Ana Rita Canhão is a contemporary Portuguese sculptor who describes her installations as a “multi-layered and complex artistic reality where art serves as bridge between the individual and society.”
Drawing from the many social and political events going on in the world around her, each of Ana’s works serve as a “conceptual analysis of society and its existing constraints in order to deconstruct it”. Much like a dystopian novel, installation tells a cautionary tale of the many ways in which society and governments can break down individuality in order to gain control over its members.
By Lisa Salerno
Ana’s work is not meant to be aesthetically pleasing and may actually stir up feelings of discomfort. Ana states, “By confronting the audience with its discomfort, or resistance regarding these constraints, I aim to instill a deeper reflection in the audience.” Perhaps the most ‘uncomfortable’ of all of Ana Rita’s work is her installation “Comfort Station”.
Ana Rita’s “Comfort Station” tells the story of the “comfort women” of World War II who were abducted from their homes in countries under Imperial Japanese rule and forced to become sexual slaves for the Japanese army.
This powerful installation not only serves as a memorial of the thousands of women who were forced into slavery but also a reminder of how countless women have been placed in subjugation and have suffered throughout history. Ana Rita acknowledges that where she resides in Portugal, it can be difficult to imagine such atrocities happening around her, however she also wants us to recall how only a few decades ago similar events were taking place in Europe itself, for example: in Bosnia.
“The installation Do Things Still Grow Beneath The Shadow Of Big Trees? depicts an institution which “shrouds and suffocates the individuals and undermines each person’s will and inclinations”. At first glance, this institution may seem appealing and offer comfort or safety in order to recruit its members. In reality, this institution could care less about the well-being of others.
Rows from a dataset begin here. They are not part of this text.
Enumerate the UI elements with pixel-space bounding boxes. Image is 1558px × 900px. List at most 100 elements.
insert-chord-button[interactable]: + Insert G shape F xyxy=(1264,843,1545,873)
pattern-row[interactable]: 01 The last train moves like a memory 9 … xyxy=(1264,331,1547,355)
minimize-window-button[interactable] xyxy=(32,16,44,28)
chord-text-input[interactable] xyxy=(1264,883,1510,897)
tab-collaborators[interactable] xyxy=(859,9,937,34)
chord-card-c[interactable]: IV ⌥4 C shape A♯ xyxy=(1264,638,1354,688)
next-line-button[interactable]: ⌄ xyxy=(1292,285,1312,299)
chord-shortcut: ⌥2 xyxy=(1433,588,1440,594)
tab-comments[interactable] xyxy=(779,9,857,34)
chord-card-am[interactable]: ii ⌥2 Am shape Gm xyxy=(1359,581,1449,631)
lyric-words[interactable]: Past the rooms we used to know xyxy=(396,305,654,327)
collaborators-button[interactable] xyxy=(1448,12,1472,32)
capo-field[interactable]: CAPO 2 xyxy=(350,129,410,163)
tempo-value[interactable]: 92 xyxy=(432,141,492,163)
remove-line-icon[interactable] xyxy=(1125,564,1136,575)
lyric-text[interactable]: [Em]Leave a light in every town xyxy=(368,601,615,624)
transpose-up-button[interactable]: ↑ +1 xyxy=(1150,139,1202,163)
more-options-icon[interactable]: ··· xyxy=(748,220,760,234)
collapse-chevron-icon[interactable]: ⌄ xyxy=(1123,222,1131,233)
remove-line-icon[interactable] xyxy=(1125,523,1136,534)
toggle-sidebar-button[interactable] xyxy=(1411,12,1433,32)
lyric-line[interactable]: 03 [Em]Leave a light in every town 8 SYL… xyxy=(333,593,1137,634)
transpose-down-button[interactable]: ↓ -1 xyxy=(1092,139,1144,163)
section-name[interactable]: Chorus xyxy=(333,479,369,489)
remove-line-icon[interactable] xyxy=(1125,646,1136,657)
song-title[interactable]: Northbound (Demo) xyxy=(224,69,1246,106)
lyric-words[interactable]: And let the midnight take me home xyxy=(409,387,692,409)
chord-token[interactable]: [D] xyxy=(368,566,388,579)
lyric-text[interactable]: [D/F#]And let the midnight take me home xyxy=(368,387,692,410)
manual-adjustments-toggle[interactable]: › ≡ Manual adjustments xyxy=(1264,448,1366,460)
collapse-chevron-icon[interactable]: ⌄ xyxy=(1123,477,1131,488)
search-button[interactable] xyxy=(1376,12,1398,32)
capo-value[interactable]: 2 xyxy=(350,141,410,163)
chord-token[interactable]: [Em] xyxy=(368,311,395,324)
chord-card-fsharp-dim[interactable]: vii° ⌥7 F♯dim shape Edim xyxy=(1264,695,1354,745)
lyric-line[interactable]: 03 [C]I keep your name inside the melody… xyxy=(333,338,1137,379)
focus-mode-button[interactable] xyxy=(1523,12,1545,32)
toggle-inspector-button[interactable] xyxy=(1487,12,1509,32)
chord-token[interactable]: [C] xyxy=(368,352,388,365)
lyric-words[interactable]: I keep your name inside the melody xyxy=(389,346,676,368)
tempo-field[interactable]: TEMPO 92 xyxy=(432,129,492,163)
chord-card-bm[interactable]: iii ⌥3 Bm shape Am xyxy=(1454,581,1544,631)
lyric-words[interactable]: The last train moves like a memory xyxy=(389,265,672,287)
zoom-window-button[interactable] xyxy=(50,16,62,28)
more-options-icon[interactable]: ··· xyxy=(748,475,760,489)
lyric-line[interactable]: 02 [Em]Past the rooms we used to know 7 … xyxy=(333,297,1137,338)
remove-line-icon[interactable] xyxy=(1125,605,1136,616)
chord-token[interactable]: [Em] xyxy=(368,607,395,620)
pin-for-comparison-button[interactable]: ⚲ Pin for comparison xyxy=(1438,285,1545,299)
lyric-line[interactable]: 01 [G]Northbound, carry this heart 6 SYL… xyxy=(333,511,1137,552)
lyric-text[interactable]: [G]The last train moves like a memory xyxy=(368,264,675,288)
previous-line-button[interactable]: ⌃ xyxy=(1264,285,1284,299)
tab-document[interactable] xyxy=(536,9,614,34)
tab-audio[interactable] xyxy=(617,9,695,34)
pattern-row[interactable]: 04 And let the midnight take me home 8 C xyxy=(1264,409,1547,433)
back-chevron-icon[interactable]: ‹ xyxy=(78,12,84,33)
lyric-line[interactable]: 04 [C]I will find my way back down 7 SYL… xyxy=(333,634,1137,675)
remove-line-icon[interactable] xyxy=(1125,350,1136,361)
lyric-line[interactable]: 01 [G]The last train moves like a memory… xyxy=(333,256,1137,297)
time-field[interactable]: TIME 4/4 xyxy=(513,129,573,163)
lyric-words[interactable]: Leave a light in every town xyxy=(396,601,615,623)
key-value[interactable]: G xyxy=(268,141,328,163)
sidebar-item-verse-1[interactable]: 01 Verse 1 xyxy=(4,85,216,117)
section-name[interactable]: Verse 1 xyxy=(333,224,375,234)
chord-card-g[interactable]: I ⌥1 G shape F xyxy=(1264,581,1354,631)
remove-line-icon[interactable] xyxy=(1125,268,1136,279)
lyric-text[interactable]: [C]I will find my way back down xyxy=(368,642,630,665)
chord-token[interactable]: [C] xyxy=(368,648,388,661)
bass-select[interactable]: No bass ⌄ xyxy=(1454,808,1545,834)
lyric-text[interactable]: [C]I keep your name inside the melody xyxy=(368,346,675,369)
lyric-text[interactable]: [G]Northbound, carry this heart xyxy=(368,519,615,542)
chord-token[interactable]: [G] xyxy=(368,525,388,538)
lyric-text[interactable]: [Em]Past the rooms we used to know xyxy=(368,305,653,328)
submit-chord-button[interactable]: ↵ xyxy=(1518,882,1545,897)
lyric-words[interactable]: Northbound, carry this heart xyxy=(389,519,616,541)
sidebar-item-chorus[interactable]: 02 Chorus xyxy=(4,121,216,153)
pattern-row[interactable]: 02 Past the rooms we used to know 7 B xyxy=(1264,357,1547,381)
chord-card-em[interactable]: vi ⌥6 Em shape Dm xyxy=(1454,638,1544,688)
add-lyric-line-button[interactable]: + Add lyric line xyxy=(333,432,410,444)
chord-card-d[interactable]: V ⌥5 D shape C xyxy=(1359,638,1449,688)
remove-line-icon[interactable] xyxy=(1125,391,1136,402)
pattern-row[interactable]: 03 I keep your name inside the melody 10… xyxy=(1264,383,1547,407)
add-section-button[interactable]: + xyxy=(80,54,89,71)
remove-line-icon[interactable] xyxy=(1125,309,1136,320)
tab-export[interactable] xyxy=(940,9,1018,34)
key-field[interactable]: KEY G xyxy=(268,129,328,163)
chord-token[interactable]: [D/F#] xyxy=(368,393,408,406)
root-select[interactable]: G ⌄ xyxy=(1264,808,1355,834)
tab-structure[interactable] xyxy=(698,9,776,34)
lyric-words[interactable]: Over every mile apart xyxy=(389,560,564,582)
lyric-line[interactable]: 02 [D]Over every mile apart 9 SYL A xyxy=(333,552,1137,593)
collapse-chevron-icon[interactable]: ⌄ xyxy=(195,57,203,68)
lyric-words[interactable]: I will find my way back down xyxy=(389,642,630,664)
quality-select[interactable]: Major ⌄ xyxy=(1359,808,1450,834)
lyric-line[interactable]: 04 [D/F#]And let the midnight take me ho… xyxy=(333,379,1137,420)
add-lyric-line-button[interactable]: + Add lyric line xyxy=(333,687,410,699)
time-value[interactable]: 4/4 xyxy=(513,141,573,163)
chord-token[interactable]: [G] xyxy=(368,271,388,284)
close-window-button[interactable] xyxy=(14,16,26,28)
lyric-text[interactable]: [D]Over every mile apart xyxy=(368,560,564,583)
The Hollow Men speaks of a society where its individuals have lost all freedom and individuality; a society where the institutions reign supreme. These individuals have been long stripped of their identity, are lined up like cattle at a feeding station, being tube fed by wishbone-shaped tubes. Perhaps the wishbone shapes signify a wishing or longing for more, further enslaving these men. This piece signifies a system of enslavement to meet one’s basic needs. A system of government that only benefits a select few, and the wealth trickles down leaving the working poor, even the middle class with the scraps to feed on.